Dia membandingkan fakta pertemuan itu dengan rumor pengarahan dukungan politik ke kubu Prabowo-Hatta oleh Kopral Satu (Tamtama) yang disebut-sebut sebagai Bintara Pembina Desa (Babinsa) TNI AD.
Isu Babinsa berawal dari pengakuan seorang warga ke
Kompas.Com. Namun pemberitaan itu mendapat bantahan dari Panglima TNI dan Badan Pengawas Pemilu (Bawaslu), dan sampai sekarang tidak ada bukti bahwa terjadi pengerahan dukungan oleh Babinsa.
"Lihat kelakuan mereka. Percakapan Mr. X dengan Kopral Satu (katanya Babinsa). Ribut satu negara," ujar Fahri Hamzah lewat akun twitter @Fahrihamzah
"Tapi, pertemuan tiga pihak sebelum debat (capres-cawapres), tim hukum PDIP, Komisioner KPU, jenderal Polri bintang tiga, senyap tak ada berita," terangnya.
Menurut dia, hal ini terjadi karena dalam situasi "peperangan" ini yang memegang kendali adalah yang memiliki sumber daya alias uang yang banyak.
"Sampai sekarang, kopral baru yang baru pindah ke Jakarta dan bercakap dalam senyap itu telah dihukum. Kopral satu dihukum atas pengakuan sepihak Mr. X yang disiarkan ke seluruh nusantara," tulisnya.
Fahri menyinggung ketidakadilan dalam kedua kasus di atas. Memang, mungkin saja sang kopral keliru karena berkomunikasi soal politik yang sensitif sehingga dihukum. Tapi tetap saja dia cuma kopral satu, bawahan yang tidak paham dan tidak punya pengaruh. Tapi bagaimana dengan pertemuan Trimedya, Budi Gunawan dan Hadar Gumay?

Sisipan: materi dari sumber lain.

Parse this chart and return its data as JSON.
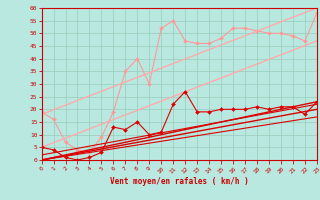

"Tapi jenderal polisi bintang tiga bukan jabatan biasa. Merekalah yang berpolitik. Pasti tak akan ada hukuman baginya. Padahal ketiganya juga pejabat negara, makan gaji APBN," tegasnya.
"Yang kita tonton ini adalah permainan, bukan aturan yang ditegakkan. Media tidak berpihak pada hukum hari-hari ini," tambahnya.